Smoke Inhalational Injury from Burns
Background info on what happens with burn related inhalation injury:
- Inhalation injury is the most important prognostic factor for mortality after burn injury
- Total Body Surface Area (TSBA) or patient’s age doesn’t matter
- After significant smoke inhalation, ciliary function ceases
- Epithelial cells separate from the basement membrane
- Edema of the airway
- serious pulmonary injury may exist without endoscopically apparent changes
- Fibrin casts form, may be revealed with repeat bronchoscopy.
- Surfactant is diminished resulting in decrease in lung compliance.
- Pulmonary fibrosis and airway stenosis is a late finding.
How is this related to our plastic surgical practice in Modesto, California?

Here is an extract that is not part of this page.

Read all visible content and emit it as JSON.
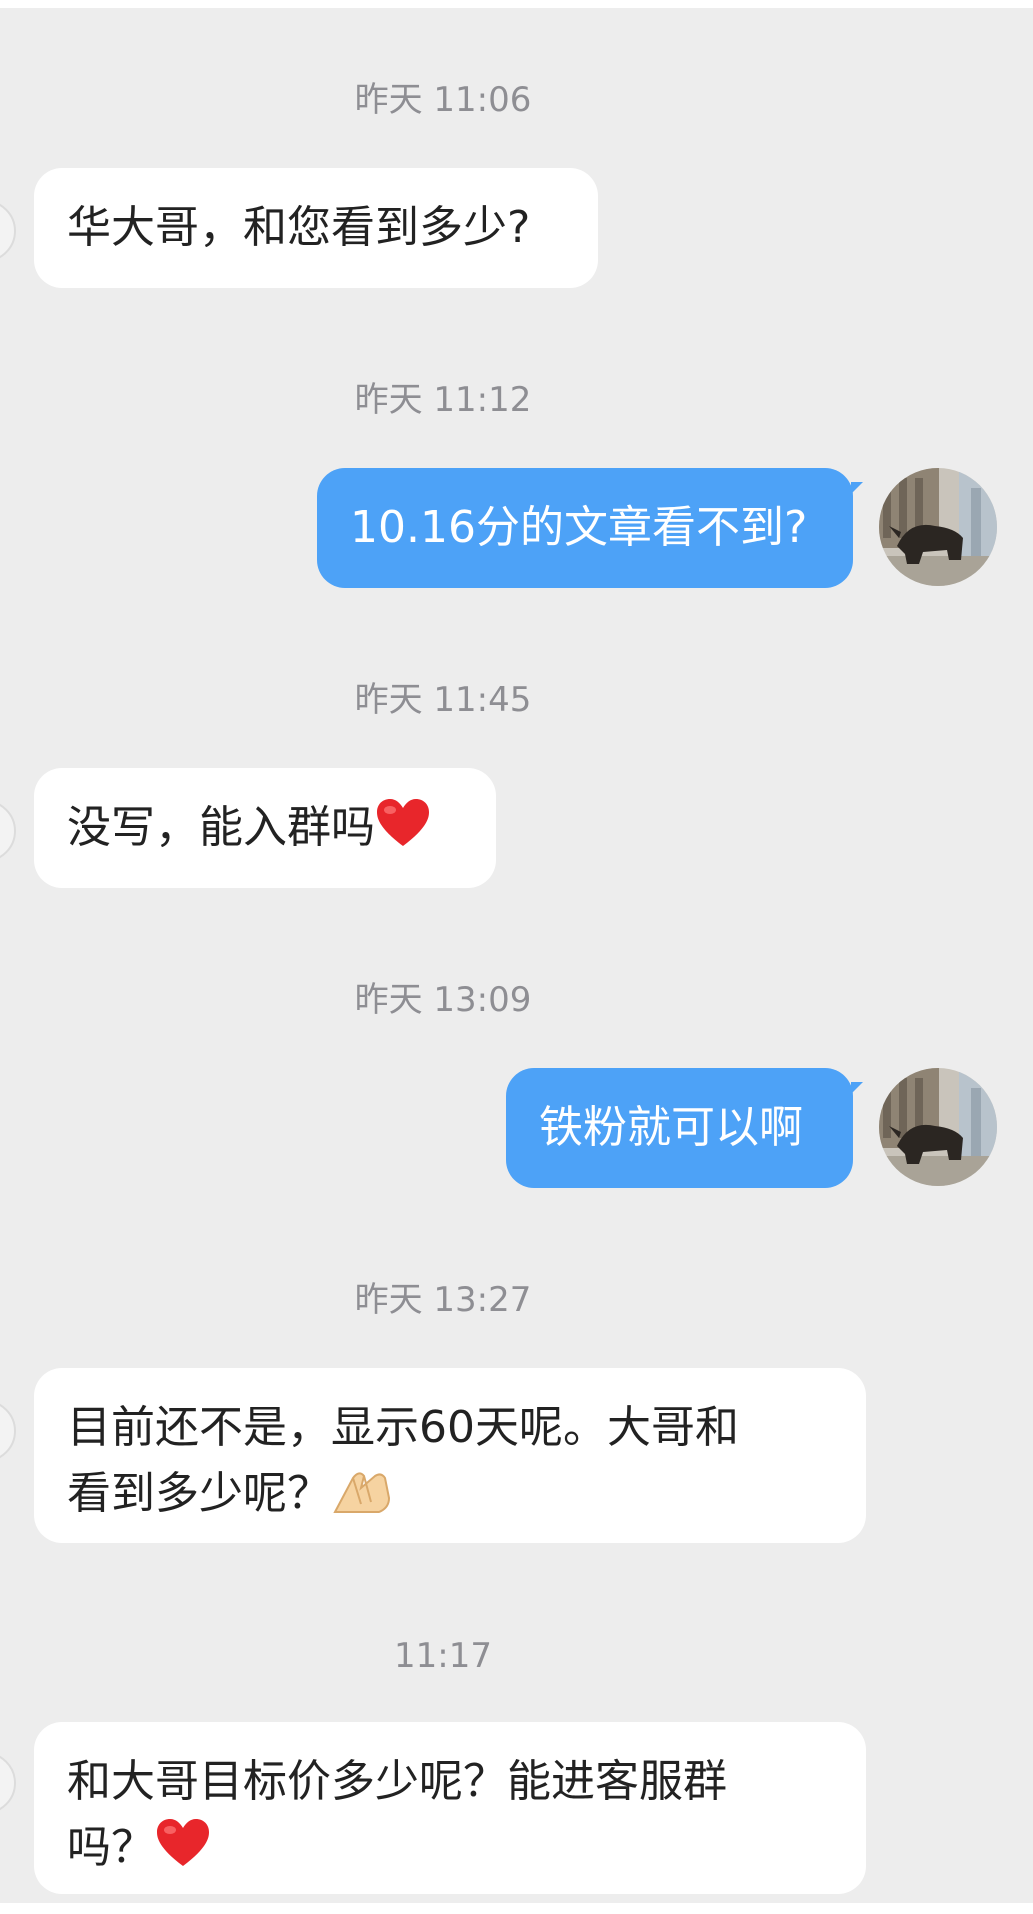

Surgical Procedures on the face which require the use of the Bovie
We need to be aware that inhalational injury exists. When working on the face, the risk of a surgical fire is present in the operating room when there are anesthetic gases which can be flammable. Oxygen is one of the main culprits for a surgical fire. There are precautions to take by the surgical team when a surgeon uses the electrocautery device on the face for any surgical procedure – including cosmetic mole removal.
Consider evaluation by ENT colleagues.
Bronchoscopy can be done as part of the evaluation by ENT specialists (Ear, Nose, Throat) – along with follow up to rule out or manage smoke and thermal related airway injury. A bronchoscopy could also be done by a General Surgeon colleague who has the experience. Inhalational injuries may require ventilatory support.
Keep inhalational injury in mind
I think inhalational injury and ventilatory health is something to consider with any burns which occurs on the face, even with what seems to be a short duration burn with a small area injured.